Tentang Indonesia dan Teknik Sipil
Dalam kesempatan langka ini, kami juga menanyakan kepadanya pandangannya tentang Indonesia dan teknik sipil?
“Sebagian besar masalah yang terjadi di Indonesia saat ini adalah karena kita hanya berpikir tentang apa yang kita bisa nikmati hari ini saja, jarang sekali ada orang yang mau berfikir jauh kedepan, masa depan. Tanpa itu kita akan kehilangan banyak kesempatan emas, dan menghabiskan banyak energi hanya untuk keperluan saat ini saya. Saya ajak orang-orang untuk mau berfikir jauh kedepan. Contoh proses transformasi human resources yang saya lakukan di IPC. Hasilnya bukan saya yang akan menikmati, tapi generasi yang akan datang, direksi-direksi setelah saya. Lalu apa yang akan saya dapatkan? Kepuasan batin karena setidaknya saya telah berhasil menciptakan satu standar baru, benchmark baru. Virus untuk meng-energize lebih banyak orang untuk mau berfikir dan berbuat untuk sesuatu jauh kedepan menurut saya harus terus ditularkan untuk membantu mengatasi persoalan bangsa yang demikian besar”.

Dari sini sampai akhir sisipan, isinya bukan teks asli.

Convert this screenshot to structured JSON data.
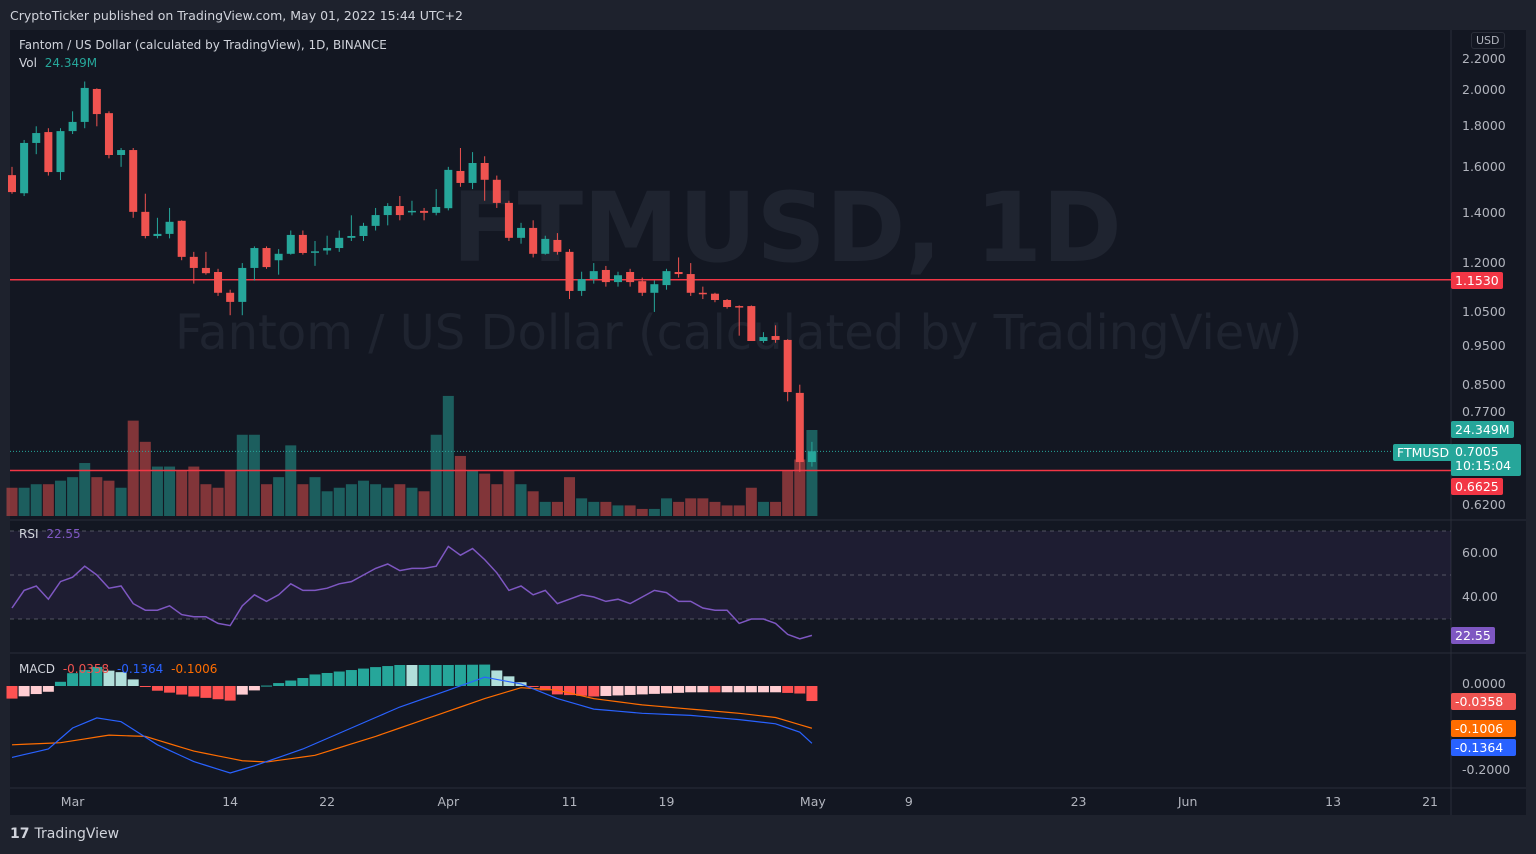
{
  "publisher": "CryptoTicker published on TradingView.com, May 01, 2022 15:44 UTC+2",
  "legend": {
    "title": "Fantom / US Dollar (calculated by TradingView), 1D, BINANCE",
    "vol_label": "Vol",
    "vol_value": "24.349M"
  },
  "watermark": {
    "symbol": "FTMUSD, 1D",
    "name": "Fantom / US Dollar (calculated by TradingView)"
  },
  "currency": "USD",
  "footer": "TradingView",
  "colors": {
    "up": "#26a69a",
    "down": "#ef5350",
    "rsi": "#7e57c2",
    "macd": "#2962ff",
    "signal": "#ff6d00",
    "hline": "#f23645"
  },
  "chart_data": {
    "type": "candlestick",
    "symbol": "FTMUSD",
    "interval": "1D",
    "first_date": "2022-02-24",
    "ohlc": [
      [
        1.562,
        1.6,
        1.48,
        1.487
      ],
      [
        1.482,
        1.73,
        1.47,
        1.715
      ],
      [
        1.715,
        1.8,
        1.66,
        1.765
      ],
      [
        1.77,
        1.79,
        1.56,
        1.576
      ],
      [
        1.576,
        1.79,
        1.54,
        1.775
      ],
      [
        1.775,
        1.88,
        1.76,
        1.823
      ],
      [
        1.823,
        2.05,
        1.79,
        2.012
      ],
      [
        2.006,
        2.01,
        1.8,
        1.865
      ],
      [
        1.87,
        1.88,
        1.64,
        1.656
      ],
      [
        1.656,
        1.69,
        1.6,
        1.68
      ],
      [
        1.68,
        1.69,
        1.38,
        1.404
      ],
      [
        1.404,
        1.48,
        1.3,
        1.309
      ],
      [
        1.309,
        1.38,
        1.3,
        1.317
      ],
      [
        1.317,
        1.42,
        1.3,
        1.364
      ],
      [
        1.368,
        1.37,
        1.22,
        1.232
      ],
      [
        1.232,
        1.25,
        1.14,
        1.193
      ],
      [
        1.193,
        1.25,
        1.17,
        1.175
      ],
      [
        1.179,
        1.19,
        1.1,
        1.11
      ],
      [
        1.11,
        1.12,
        1.04,
        1.081
      ],
      [
        1.081,
        1.21,
        1.04,
        1.193
      ],
      [
        1.193,
        1.27,
        1.15,
        1.264
      ],
      [
        1.264,
        1.27,
        1.19,
        1.196
      ],
      [
        1.22,
        1.26,
        1.17,
        1.243
      ],
      [
        1.243,
        1.33,
        1.24,
        1.313
      ],
      [
        1.313,
        1.33,
        1.24,
        1.246
      ],
      [
        1.248,
        1.29,
        1.2,
        1.252
      ],
      [
        1.255,
        1.31,
        1.24,
        1.264
      ],
      [
        1.264,
        1.33,
        1.25,
        1.302
      ],
      [
        1.302,
        1.39,
        1.29,
        1.309
      ],
      [
        1.309,
        1.36,
        1.29,
        1.348
      ],
      [
        1.348,
        1.42,
        1.33,
        1.391
      ],
      [
        1.391,
        1.44,
        1.35,
        1.428
      ],
      [
        1.428,
        1.47,
        1.37,
        1.391
      ],
      [
        1.404,
        1.45,
        1.39,
        1.408
      ],
      [
        1.408,
        1.42,
        1.37,
        1.4
      ],
      [
        1.4,
        1.5,
        1.39,
        1.424
      ],
      [
        1.419,
        1.6,
        1.41,
        1.586
      ],
      [
        1.581,
        1.69,
        1.51,
        1.527
      ],
      [
        1.527,
        1.67,
        1.5,
        1.618
      ],
      [
        1.618,
        1.65,
        1.45,
        1.541
      ],
      [
        1.541,
        1.56,
        1.42,
        1.441
      ],
      [
        1.441,
        1.45,
        1.29,
        1.302
      ],
      [
        1.302,
        1.36,
        1.28,
        1.34
      ],
      [
        1.34,
        1.37,
        1.23,
        1.243
      ],
      [
        1.243,
        1.31,
        1.24,
        1.298
      ],
      [
        1.294,
        1.32,
        1.24,
        1.25
      ],
      [
        1.25,
        1.26,
        1.09,
        1.116
      ],
      [
        1.116,
        1.18,
        1.1,
        1.155
      ],
      [
        1.155,
        1.21,
        1.14,
        1.182
      ],
      [
        1.186,
        1.2,
        1.13,
        1.145
      ],
      [
        1.145,
        1.18,
        1.13,
        1.168
      ],
      [
        1.179,
        1.19,
        1.13,
        1.145
      ],
      [
        1.148,
        1.16,
        1.1,
        1.11
      ],
      [
        1.11,
        1.15,
        1.05,
        1.138
      ],
      [
        1.135,
        1.19,
        1.12,
        1.182
      ],
      [
        1.179,
        1.23,
        1.16,
        1.172
      ],
      [
        1.172,
        1.21,
        1.1,
        1.11
      ],
      [
        1.11,
        1.13,
        1.09,
        1.107
      ],
      [
        1.107,
        1.11,
        1.08,
        1.087
      ],
      [
        1.087,
        1.09,
        1.06,
        1.065
      ],
      [
        1.068,
        1.07,
        0.98,
        1.066
      ],
      [
        1.068,
        1.07,
        0.97,
        0.965
      ],
      [
        0.965,
        0.99,
        0.96,
        0.976
      ],
      [
        0.979,
        1.01,
        0.96,
        0.968
      ],
      [
        0.968,
        0.97,
        0.81,
        0.832
      ],
      [
        0.83,
        0.85,
        0.66,
        0.679
      ],
      [
        0.679,
        0.72,
        0.67,
        0.7005
      ]
    ],
    "volume_millions": [
      8,
      8,
      9,
      9,
      10,
      11,
      15,
      11,
      10,
      8,
      27,
      21,
      14,
      14,
      13,
      14,
      9,
      8,
      13,
      23,
      23,
      9,
      11,
      20,
      9,
      11,
      7,
      8,
      9,
      10,
      9,
      8,
      9,
      8,
      7,
      23,
      34,
      17,
      13,
      12,
      9,
      13,
      9,
      7,
      4,
      4,
      11,
      5,
      4,
      4,
      3,
      3,
      2,
      2,
      5,
      4,
      5,
      5,
      4,
      3,
      3,
      8,
      4,
      4,
      13,
      16,
      24.349
    ],
    "price_ticks": [
      "2.2000",
      "2.0000",
      "1.8000",
      "1.6000",
      "1.4000",
      "1.2000",
      "1.0500",
      "0.9500",
      "0.8500",
      "0.7700",
      "0.6200"
    ],
    "date_ticks": [
      {
        "label": "Mar",
        "day_index": 5
      },
      {
        "label": "14",
        "day_index": 18
      },
      {
        "label": "22",
        "day_index": 26
      },
      {
        "label": "Apr",
        "day_index": 36
      },
      {
        "label": "11",
        "day_index": 46
      },
      {
        "label": "19",
        "day_index": 54
      },
      {
        "label": "May",
        "day_index": 66
      },
      {
        "label": "9",
        "day_index": 74
      },
      {
        "label": "23",
        "day_index": 88
      },
      {
        "label": "Jun",
        "day_index": 97
      },
      {
        "label": "13",
        "day_index": 109
      },
      {
        "label": "21",
        "day_index": 117
      }
    ],
    "horizontal_lines": [
      {
        "price": 1.153,
        "label": "1.1530"
      },
      {
        "price": 0.6625,
        "label": "0.6625"
      }
    ],
    "last_price": {
      "symbol": "FTMUSD",
      "value": "0.7005",
      "countdown": "10:15:04",
      "volume": "24.349M"
    },
    "rsi": {
      "label": "RSI",
      "value": "22.55",
      "bands": [
        70,
        50,
        30
      ],
      "ticks": [
        "60.00",
        "40.00"
      ],
      "values": [
        35,
        43,
        45,
        39,
        47,
        49,
        54,
        50,
        44,
        45,
        37,
        34,
        34,
        36,
        32,
        31,
        31,
        28,
        27,
        36,
        41,
        38,
        41,
        46,
        43,
        43,
        44,
        46,
        47,
        50,
        53,
        55,
        52,
        53,
        53,
        54,
        63,
        59,
        62,
        57,
        51,
        43,
        45,
        41,
        43,
        37,
        39,
        41,
        40,
        38,
        39,
        37,
        40,
        43,
        42,
        38,
        38,
        35,
        34,
        34,
        28,
        30,
        30,
        28,
        23,
        21,
        22.55
      ]
    },
    "macd": {
      "label": "MACD",
      "hist_value": "-0.0358",
      "macd_value": "-0.1364",
      "signal_value": "-0.1006",
      "ticks": [
        "0.0000",
        "-0.2000"
      ],
      "macd_points": [
        [
          0,
          -0.17
        ],
        [
          3,
          -0.15
        ],
        [
          5,
          -0.1
        ],
        [
          7,
          -0.076
        ],
        [
          9,
          -0.085
        ],
        [
          12,
          -0.14
        ],
        [
          15,
          -0.18
        ],
        [
          18,
          -0.207
        ],
        [
          20,
          -0.19
        ],
        [
          24,
          -0.15
        ],
        [
          28,
          -0.1
        ],
        [
          32,
          -0.05
        ],
        [
          36,
          -0.01
        ],
        [
          39,
          0.021
        ],
        [
          42,
          0.005
        ],
        [
          45,
          -0.03
        ],
        [
          48,
          -0.055
        ],
        [
          52,
          -0.065
        ],
        [
          56,
          -0.07
        ],
        [
          60,
          -0.08
        ],
        [
          63,
          -0.09
        ],
        [
          65,
          -0.11
        ],
        [
          66,
          -0.1364
        ]
      ],
      "signal_points": [
        [
          0,
          -0.14
        ],
        [
          4,
          -0.135
        ],
        [
          8,
          -0.117
        ],
        [
          11,
          -0.12
        ],
        [
          15,
          -0.155
        ],
        [
          19,
          -0.178
        ],
        [
          21,
          -0.181
        ],
        [
          25,
          -0.165
        ],
        [
          30,
          -0.12
        ],
        [
          35,
          -0.07
        ],
        [
          39,
          -0.03
        ],
        [
          42,
          -0.004
        ],
        [
          45,
          -0.01
        ],
        [
          48,
          -0.03
        ],
        [
          52,
          -0.045
        ],
        [
          56,
          -0.055
        ],
        [
          60,
          -0.065
        ],
        [
          63,
          -0.075
        ],
        [
          66,
          -0.1006
        ]
      ]
    }
  }
}
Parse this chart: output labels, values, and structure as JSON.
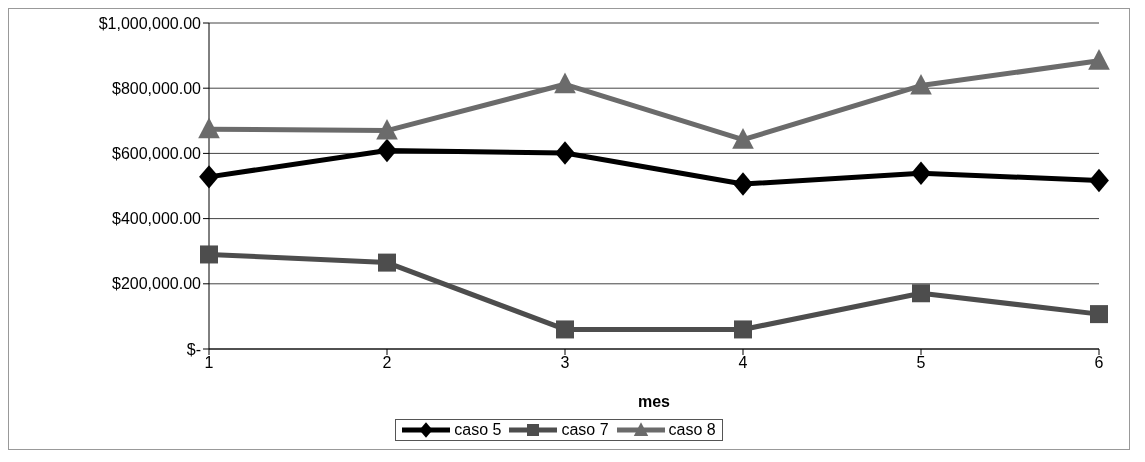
{
  "chart_data": {
    "type": "line",
    "xlabel": "mes",
    "categories": [
      "1",
      "2",
      "3",
      "4",
      "5",
      "6"
    ],
    "series": [
      {
        "name": "caso 5",
        "color": "#000000",
        "marker": "diamond",
        "values": [
          528000,
          609000,
          601000,
          506000,
          539000,
          517000
        ]
      },
      {
        "name": "caso 7",
        "color": "#4d4d4d",
        "marker": "square",
        "values": [
          290000,
          265000,
          60000,
          60000,
          171000,
          107000
        ]
      },
      {
        "name": "caso 8",
        "color": "#6b6b6b",
        "marker": "triangle",
        "values": [
          674000,
          670000,
          812000,
          642000,
          808000,
          884000
        ]
      }
    ],
    "ylim": [
      0,
      1000000
    ],
    "yticks": [
      {
        "value": 0,
        "label": "$-"
      },
      {
        "value": 200000,
        "label": "$200,000.00"
      },
      {
        "value": 400000,
        "label": "$400,000.00"
      },
      {
        "value": 600000,
        "label": "$600,000.00"
      },
      {
        "value": 800000,
        "label": "$800,000.00"
      },
      {
        "value": 1000000,
        "label": "$1,000,000.00"
      }
    ],
    "grid": "y",
    "legend": "bottom",
    "line_style": "solid"
  }
}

Lino juga menyimpan keprihatinan lain terkait profesi insinyur yang menurutnya saat ini kurang diapresiasi.
“Profesi ini tidak bisa dibayar murah. Hal ini harus dikampanyekan, diperjuangkan sehingga profesi ini menjadi menarik buat orang banyak. Sayang sekali saat universitas sudah berhasil menjaring orang-orang yang bagus, menempuh pendidikan yang susah untuk menjadi insinyur, keluarnya nggak tertarik lagi bekerja dibidangnya karena profesi lain lebih menjanjikan. Kondisi ini sangat menyedihkan. Prihatin sekali saat bangsa sedang membutuhkan banyak insinyur, insinyur kita malah lebih senang berkarir dibidang lain karena gaji dan apresiasi yang lebih menjanjikan. Penghargaan yang rendah telah membuat banyak insinyur yang tidak setia pada profesinya. Kalau dihadapkan pada pilihan menjadi insinyur gajinya bintang 1 (satu) dengan kerja di bank dengan gaji bintang 5 (lima), iya semua orang akan memilih kerja di Bank. Selama bekerja sebagai insinyur sipil dibayar murah, sulit buat membuat mereka setia pada profesinya. Beda dengan insinyur jaman dulu. Dengan gelar insinyur, dulu mereka merupakan idola masyarakat dengan status atau kelas sosial yang tinggi, top class yang penghasilan secara ekonomi juga pantas. Jadi kalau mau memulihkan citra dan kecintaan pada bidang ini, tidak ada pilihan lain kecuali mau membayar insinyur lebih mahal, lebih pantas. Orang-orang yang lolos seleksi dan bisa lulus dari ITB kan orang-orang pintar, sayang jika talenta-talenta hebat ini nggak dikasih kesempatan. Jadi dalam kaitan ini para insinyur juga harus diberikan arena bermain, challenge agar kemampuan mereka terus meningkat, kalau nggak iya nanti hanya jadi insinyur kelas kambing saja.”